Ja, Alexis Tsipras hat die erste Runde gegen Schäuble gewonnen. Wie schön für Tsipras, dass die
griechischen Staatsschulden längst vergemeinschaftet sind, ganz ohne Euro-Bonds. Bei einem
Totalausfall Griechenlands würde die spanische Regierung nach letztem Stand 25 Milliarden Euro
verlieren, die italienische fast 40 Milliarden, die deutsche mehr als 60 Milliarden – und der
Internationale Währungsfonds 44 Milliarden. Alle haben sich an einer rechtswidrigen
Konkursverschleppung beteiligt, und damit der Betrug nicht auffliegt, wird gutes Geld schlechtem
hinterhergeworfen.
Wer in Deutschland den Hang verspürt, solche Wahrheiten auszusprechen, darf sich vorsehen.
Professor Hans-Werner Sinn musste sich von regierungsfrommen Kollegen an den Pranger stellen
lassen.

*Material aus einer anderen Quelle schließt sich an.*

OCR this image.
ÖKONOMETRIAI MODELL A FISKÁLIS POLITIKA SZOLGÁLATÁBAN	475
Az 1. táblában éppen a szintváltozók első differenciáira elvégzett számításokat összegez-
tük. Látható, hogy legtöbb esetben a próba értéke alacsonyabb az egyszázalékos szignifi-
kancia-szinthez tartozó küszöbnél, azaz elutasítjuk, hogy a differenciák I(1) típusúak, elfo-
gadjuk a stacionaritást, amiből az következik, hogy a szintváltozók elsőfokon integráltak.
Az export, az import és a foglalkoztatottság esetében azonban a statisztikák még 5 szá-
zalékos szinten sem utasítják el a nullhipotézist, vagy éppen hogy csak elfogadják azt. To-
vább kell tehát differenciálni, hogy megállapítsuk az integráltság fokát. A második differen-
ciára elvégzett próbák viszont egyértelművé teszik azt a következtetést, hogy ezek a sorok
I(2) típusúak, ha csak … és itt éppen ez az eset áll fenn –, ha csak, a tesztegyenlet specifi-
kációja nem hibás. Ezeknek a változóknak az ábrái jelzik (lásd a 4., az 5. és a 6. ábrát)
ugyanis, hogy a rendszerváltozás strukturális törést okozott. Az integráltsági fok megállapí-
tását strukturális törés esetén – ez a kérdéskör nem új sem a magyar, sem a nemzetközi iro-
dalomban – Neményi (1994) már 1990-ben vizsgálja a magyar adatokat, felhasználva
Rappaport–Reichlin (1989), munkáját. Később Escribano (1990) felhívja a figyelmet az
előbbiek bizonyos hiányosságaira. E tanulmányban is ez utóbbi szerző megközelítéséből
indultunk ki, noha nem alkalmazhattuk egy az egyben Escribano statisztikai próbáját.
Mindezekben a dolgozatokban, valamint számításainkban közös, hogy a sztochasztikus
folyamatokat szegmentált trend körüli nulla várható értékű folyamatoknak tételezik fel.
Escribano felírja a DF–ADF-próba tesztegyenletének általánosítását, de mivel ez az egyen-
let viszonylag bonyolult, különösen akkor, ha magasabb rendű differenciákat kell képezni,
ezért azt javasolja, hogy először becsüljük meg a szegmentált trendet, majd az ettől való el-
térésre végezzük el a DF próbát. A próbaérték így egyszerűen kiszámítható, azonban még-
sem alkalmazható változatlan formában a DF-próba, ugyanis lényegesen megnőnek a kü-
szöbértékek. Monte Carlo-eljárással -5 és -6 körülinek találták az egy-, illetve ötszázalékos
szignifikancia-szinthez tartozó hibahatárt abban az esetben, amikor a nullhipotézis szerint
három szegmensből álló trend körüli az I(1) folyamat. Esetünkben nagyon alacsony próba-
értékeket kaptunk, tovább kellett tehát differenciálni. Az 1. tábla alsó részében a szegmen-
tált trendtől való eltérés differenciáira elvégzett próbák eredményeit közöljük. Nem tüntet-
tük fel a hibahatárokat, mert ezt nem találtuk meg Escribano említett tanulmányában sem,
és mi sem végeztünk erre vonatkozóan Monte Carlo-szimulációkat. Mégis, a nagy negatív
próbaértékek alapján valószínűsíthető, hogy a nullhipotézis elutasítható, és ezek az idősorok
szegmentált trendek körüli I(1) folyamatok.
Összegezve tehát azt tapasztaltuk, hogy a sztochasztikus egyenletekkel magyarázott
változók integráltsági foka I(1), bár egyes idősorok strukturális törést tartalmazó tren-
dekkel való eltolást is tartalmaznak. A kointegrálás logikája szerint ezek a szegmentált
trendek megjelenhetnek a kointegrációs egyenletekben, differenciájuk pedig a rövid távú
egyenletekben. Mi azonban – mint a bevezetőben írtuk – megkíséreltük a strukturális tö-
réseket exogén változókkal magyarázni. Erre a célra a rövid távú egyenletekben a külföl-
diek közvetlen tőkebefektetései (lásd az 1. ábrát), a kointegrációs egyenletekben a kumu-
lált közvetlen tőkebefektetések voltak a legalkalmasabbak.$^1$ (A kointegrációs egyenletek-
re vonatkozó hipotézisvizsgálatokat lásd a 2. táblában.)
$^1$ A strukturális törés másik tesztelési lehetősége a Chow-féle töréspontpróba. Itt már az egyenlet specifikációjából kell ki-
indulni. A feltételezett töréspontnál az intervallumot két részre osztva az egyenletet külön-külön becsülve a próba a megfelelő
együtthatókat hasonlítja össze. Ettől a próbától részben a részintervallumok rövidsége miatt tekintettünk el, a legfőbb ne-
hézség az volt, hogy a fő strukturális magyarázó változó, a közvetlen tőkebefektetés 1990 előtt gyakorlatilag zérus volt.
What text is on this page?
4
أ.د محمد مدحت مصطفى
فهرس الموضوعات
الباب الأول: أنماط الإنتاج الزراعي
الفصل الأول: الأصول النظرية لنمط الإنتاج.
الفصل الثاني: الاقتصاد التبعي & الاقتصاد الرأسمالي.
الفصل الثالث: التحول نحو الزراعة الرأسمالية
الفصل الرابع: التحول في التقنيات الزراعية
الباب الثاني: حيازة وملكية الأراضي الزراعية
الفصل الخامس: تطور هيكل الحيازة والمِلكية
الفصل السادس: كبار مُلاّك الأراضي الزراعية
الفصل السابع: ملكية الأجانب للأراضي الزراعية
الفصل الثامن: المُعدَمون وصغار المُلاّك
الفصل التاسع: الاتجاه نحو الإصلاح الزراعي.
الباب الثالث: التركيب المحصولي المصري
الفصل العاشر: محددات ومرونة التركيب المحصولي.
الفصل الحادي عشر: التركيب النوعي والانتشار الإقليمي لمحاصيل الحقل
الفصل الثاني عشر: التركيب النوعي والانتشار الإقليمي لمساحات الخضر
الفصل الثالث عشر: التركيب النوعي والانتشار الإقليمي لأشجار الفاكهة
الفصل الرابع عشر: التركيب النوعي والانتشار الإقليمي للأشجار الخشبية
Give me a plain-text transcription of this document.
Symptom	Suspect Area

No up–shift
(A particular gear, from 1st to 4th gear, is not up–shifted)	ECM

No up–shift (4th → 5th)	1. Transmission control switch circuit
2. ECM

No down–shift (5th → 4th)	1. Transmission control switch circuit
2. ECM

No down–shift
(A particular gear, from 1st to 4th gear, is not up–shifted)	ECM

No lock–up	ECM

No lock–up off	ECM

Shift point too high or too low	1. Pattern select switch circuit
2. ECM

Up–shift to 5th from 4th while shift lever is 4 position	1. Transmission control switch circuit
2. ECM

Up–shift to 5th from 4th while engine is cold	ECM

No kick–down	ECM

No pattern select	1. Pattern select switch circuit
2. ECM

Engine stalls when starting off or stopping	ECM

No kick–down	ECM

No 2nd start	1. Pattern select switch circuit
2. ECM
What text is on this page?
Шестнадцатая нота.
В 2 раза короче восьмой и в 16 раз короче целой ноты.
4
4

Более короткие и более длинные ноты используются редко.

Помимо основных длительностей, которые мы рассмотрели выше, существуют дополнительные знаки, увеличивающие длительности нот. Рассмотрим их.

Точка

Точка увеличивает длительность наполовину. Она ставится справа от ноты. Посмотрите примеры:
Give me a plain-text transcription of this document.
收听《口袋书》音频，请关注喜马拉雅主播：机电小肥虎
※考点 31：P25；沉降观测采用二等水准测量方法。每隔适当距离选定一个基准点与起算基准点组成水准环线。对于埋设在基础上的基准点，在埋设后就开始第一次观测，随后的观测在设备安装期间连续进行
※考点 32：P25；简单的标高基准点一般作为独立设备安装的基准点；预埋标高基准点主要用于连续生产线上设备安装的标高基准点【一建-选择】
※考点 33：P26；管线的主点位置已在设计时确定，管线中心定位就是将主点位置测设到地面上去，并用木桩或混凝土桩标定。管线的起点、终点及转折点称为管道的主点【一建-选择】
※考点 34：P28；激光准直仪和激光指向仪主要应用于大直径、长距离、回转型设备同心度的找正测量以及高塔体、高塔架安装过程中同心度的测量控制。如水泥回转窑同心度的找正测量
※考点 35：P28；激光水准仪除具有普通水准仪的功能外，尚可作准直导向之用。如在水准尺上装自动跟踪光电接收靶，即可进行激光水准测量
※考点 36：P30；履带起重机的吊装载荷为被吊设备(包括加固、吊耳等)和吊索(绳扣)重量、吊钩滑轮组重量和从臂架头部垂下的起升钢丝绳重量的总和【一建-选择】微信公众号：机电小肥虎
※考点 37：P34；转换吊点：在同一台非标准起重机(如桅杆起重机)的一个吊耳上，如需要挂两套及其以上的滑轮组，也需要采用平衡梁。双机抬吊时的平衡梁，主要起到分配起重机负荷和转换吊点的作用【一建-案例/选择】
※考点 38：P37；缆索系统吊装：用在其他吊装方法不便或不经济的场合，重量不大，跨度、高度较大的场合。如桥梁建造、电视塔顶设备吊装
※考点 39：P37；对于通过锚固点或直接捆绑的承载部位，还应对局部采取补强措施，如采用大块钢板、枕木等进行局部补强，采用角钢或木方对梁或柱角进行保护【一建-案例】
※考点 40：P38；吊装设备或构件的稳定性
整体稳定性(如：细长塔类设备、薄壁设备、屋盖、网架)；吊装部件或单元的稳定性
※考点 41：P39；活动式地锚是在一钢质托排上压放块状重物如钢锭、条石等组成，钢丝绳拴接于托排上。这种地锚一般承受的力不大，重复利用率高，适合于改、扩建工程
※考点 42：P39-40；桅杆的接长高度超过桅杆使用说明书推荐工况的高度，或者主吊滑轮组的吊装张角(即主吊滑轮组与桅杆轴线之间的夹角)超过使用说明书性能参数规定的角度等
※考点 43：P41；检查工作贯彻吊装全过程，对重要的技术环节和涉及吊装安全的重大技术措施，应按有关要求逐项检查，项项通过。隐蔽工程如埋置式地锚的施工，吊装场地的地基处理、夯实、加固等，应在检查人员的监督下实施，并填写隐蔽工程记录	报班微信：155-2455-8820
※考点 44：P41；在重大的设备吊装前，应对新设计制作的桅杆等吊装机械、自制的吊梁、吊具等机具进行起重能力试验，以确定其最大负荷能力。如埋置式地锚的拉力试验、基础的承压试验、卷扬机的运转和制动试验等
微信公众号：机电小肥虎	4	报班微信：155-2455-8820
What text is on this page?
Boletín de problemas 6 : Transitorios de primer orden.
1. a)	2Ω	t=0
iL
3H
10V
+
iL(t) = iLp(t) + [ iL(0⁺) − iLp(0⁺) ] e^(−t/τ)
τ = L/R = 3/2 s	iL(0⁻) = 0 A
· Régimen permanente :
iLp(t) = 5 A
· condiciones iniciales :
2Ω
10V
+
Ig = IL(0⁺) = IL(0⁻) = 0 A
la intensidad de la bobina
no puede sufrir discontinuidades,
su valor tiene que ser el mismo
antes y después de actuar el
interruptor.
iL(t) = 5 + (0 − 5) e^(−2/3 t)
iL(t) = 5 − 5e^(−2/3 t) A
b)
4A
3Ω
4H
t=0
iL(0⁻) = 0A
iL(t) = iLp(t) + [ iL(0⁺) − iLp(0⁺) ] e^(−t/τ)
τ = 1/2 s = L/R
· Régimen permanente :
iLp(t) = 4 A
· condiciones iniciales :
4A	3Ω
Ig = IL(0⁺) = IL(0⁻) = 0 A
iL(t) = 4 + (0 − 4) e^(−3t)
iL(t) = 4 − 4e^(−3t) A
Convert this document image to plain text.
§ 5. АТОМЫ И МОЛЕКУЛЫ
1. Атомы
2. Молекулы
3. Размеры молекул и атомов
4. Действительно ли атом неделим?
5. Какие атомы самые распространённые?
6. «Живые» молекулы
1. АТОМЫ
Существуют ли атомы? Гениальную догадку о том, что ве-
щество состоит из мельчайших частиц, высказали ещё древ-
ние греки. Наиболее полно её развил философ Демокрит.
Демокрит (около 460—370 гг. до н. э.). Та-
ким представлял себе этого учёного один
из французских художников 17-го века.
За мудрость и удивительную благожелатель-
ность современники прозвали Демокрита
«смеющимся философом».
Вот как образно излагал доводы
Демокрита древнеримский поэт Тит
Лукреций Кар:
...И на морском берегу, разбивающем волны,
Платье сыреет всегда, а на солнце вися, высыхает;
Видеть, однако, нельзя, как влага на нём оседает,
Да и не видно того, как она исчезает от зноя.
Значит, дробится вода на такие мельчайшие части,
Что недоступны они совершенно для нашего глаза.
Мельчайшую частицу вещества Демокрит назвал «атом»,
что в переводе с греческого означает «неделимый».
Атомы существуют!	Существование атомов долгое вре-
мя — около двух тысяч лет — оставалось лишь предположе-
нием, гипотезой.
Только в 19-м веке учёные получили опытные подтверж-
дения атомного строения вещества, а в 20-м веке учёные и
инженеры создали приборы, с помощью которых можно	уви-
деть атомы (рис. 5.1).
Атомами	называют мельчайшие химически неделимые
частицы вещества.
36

Ein anderer Euro-Kritiker, Roland Tichy von der „Wirtschaftswoche“, wurde schon im
Oktober abserviert. Die Leitung des Magazins übernahm Miriam Meckel, Fachfrau für
Selbstinszenierung. Sie beherrscht die Kunst, viel zu schreiben, ohne etwas zu sagen. Im Interview
mit dem „Spiegel“ Nummer 9/2015 versprach sie ihren verstörten Lesern „softere Themen“ wie
etwa die Trennung von Privatleben und Arbeit. Sie wolle das Heft „öffnen“ und jedenfalls kein
„Anti-Europa-Blatt“ sein. Das war die „Wiwo“ unter Tichy mitnichten. Der Unterschied liegt darin,
dass deutsche und europäische Realitäten jetzt eingenebelt werden. Wehe, jemand spricht Klartext.
Das geht gar nicht im Merkel&Meckel-Fantasy-Land, wo künftig alles auf „soft“ gestylt wird.